Golfers have a swing frequency associated with the swing of each golf club in a set. The golfer's swing frequency is inversely related to the time of a particular portion of the golfer's normal swing of a club. When the golfer begins his downward swing, he raises the club above his head and then he pulls his arms downwardly toward the ball, thereby accelerating the club. As the downward swing begins, the club flexes backwardly, due to the inertia of the club head tending to remain in place, thereby storing potential energy in the bent club shaft. When the acceleration of the club head reaches a maximum and begins to decrease, the club shaft begins to flex forward and straighten out. This motion is similar to a pendulum passing through its lowest point. The club head has maximum velocity and zero acceleration with respect to the axis of its grip when the shaft has sprung from bent and is passing through the point of its oscillation cycle in which the club shaft is straight. At ball impact, the club head velocity is the sum of its velocity with respect to the grip axis plus the velocity from the motion of the grip axis itself moving approximately circularly in the golfer's hands. Preferably, the club shaft is straight at ball impact, so as to impart maximum momentum to the ball as a result of the club head velocity being maximum when the shaft is straight.

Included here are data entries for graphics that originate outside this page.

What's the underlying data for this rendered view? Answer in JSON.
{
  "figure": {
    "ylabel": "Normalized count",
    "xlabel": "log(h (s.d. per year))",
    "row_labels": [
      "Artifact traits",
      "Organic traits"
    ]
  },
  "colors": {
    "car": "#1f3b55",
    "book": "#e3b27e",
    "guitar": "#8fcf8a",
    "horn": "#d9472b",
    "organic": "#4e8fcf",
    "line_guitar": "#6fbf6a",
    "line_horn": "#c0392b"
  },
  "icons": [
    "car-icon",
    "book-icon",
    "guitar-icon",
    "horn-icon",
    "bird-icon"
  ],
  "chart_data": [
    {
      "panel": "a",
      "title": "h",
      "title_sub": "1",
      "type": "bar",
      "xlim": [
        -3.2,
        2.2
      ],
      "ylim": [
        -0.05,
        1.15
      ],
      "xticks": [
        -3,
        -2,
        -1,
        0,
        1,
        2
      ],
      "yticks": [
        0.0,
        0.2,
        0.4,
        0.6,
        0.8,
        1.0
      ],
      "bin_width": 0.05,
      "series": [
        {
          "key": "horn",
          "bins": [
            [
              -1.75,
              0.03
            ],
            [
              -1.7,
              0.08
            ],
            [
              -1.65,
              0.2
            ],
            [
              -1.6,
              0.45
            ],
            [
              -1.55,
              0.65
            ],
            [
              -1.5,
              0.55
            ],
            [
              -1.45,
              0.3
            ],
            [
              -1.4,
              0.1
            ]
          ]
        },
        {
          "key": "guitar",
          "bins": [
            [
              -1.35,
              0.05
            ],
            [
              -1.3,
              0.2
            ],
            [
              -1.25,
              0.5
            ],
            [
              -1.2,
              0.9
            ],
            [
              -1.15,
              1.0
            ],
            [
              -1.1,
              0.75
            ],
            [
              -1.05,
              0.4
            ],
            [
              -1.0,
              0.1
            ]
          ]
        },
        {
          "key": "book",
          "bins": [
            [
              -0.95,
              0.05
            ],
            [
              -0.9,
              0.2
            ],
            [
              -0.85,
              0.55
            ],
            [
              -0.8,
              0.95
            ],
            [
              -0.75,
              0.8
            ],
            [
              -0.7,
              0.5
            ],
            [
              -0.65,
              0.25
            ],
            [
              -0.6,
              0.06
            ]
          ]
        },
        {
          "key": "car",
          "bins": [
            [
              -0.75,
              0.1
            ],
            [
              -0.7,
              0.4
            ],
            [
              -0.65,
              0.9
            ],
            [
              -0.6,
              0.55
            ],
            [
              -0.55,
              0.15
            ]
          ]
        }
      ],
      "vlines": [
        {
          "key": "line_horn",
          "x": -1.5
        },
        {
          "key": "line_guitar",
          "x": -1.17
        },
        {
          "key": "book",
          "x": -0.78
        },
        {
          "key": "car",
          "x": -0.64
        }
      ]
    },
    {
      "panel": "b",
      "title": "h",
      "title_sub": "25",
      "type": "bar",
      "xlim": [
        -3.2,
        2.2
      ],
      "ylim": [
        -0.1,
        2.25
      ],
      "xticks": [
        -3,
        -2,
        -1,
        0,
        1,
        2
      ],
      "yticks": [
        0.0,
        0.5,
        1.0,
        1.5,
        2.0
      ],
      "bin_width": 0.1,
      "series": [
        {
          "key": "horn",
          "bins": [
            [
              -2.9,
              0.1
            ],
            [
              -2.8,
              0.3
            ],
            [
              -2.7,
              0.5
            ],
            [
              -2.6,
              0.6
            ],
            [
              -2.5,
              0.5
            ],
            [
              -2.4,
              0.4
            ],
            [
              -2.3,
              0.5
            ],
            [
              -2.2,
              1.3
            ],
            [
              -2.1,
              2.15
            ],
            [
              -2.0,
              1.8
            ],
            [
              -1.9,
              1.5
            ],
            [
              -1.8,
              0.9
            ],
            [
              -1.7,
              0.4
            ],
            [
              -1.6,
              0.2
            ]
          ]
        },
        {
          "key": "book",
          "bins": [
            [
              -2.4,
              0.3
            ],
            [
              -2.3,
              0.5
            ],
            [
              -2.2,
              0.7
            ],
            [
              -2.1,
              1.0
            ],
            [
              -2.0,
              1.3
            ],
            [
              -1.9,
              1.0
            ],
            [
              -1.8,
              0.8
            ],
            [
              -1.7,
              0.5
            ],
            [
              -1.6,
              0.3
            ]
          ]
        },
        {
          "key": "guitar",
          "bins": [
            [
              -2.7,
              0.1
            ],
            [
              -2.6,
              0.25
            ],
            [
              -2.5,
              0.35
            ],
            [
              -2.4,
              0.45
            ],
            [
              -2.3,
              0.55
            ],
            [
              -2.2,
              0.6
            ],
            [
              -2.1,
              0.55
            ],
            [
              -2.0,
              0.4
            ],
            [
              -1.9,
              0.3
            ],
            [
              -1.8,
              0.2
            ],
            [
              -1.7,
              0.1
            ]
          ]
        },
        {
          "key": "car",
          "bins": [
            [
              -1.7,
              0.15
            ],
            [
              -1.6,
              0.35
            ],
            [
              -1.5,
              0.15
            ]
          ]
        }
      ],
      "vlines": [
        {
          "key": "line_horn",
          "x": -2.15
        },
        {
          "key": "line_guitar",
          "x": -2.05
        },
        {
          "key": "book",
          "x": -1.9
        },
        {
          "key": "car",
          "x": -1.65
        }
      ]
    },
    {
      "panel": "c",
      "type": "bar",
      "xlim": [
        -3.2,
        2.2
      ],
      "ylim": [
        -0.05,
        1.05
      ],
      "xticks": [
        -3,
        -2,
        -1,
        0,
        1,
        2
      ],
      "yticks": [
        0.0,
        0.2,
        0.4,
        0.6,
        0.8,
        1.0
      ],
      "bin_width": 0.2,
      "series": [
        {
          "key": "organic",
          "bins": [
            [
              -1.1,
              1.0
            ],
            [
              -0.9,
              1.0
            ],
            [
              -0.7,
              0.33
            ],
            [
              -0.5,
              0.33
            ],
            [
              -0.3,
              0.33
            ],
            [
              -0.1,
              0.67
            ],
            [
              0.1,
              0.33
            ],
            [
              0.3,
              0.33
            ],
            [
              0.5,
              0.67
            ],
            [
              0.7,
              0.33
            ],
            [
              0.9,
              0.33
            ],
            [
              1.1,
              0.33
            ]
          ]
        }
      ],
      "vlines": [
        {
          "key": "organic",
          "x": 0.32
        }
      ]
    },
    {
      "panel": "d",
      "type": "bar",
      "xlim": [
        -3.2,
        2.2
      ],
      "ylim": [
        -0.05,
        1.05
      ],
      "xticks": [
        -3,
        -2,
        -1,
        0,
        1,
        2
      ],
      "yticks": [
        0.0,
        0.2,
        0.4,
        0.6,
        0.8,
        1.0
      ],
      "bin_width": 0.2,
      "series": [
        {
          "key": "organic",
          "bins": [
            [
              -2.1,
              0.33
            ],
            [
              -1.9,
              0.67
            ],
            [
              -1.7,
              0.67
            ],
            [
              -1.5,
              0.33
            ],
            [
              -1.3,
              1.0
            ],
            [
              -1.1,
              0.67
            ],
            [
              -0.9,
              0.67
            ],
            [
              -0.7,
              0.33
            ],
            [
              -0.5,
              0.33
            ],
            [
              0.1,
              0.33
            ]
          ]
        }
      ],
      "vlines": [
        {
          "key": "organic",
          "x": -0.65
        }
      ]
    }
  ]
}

Each particular golf club has a natural frequency at which it will oscillate if it is held at the grip end, bent and released. This is the frequency at which the above described oscillation occurs. It is desirable to match a golfer's swing frequency to the natural frequency of each club in his set so that at ball impact each club shaft is straight.
The swing frequency phenomenon is explained more fully in U.S. Pat. Nos. 5,351,952, 5,441,256 and 5,478,073 to Hackman. These applications and patent describe how swing frequency can be measured. The time that elapses between the time at which club head acceleration is at a maximum and the time of ball impact (at which time acceleration takes a characteristic plunge to negative acceleration) is called swing time, t. Swing time is the time interval in the golfer's swing during which it is desired that approximately one-fourth of an oscillation cycle of the golfer's club occurs to make the club shaft straight at ball impact. It must be assumed that the time from when the club begins to straighten out (at maximum acceleration) until the club shaft is straight (at acceleration of zero) is approximately one-fourth of an oscillation cycle of the golf club. The swing frequency therefore equals one-fourth cycle divided by the amount of time it takes for the club shaft to straighten--which is the swing time, t : EQU frequency=1/(4t)tm (EQUATION 1).
Since a person swinging a golf club does not exert on the club a perfectly sinusoidal driving force, a correction factor, k, is necessary to accommodate the imperfections. The above equation then becomes EQU frequency=k/(4t) tm (EQUATION 2).
Swing frequency can be obtained by measuring the swing time, t from maximum acceleration until ball impact and inserting that time quantity into Equation 1, or Equation 2 if k has been determined.
Currently, clubs must be custom made in order to exactly match a golf club to a golfer's swing. One type of custom matching invention is shown in U.S. Pat. No. 4,122,593 to Braly. Custom making golf clubs involves measuring the swing frequency of the golfer for each particular club length, cutting a club shaft to a particular length while maintaining the desired natural frequency, and assembling the club from multiple parts, including the shaft. This method is labor intensive and it is difficult in this process to correctly cut the club shaft to the length which will give it the desired final frequency. Furthermore, a significant amount of time elapses between the initial measuring of the golfer's swing and completion of the custom made set of clubs. This waiting period adds to the disadvantage of this relatively expensive process.
The other method currently used to match a golfer to a golf club is somewhat inaccurate. This method involves the golfer choosing which one of four stiffness categories he or she wants the set of clubs to have. The stiffness categories are normally denominated, in order from most flexible to stiffest, LADIES, REGULAR, STIFF and EXTRA STIFF. Once the golfer determines which category suits him or her best, one club of each type (e.g. iron, wood) is selected from that chosen stiffness category to make up a set.
The reason this method is inaccurate is that each club in each category may vary widely in natural frequency from every other club in that same category. For example, a person comparing two nine iron, regular stiffness clubs may find that one differs in natural frequency of oscillation from the other by as much as 10 or 20 cycles per minute. A golfer may swing a regular stiffness 9 iron sample club and prefer the "feel" of it. The golfer may order one expecting a similar "feel", but get a club having a frequency varying substantially from the club he had swung.
Most golfers'swing frequencies vary between five cycles per minute and fifteen cycles per minute from swing to swing. Therefore, it is desirable to match the golfer's swing frequency to the natural frequency of a particular club within four cycles per minute. The time from measuring the golfer's swing frequency until receipt by the golfer of the clubs should be very low and the cost, as compared to custom fitting of clubs, should be low.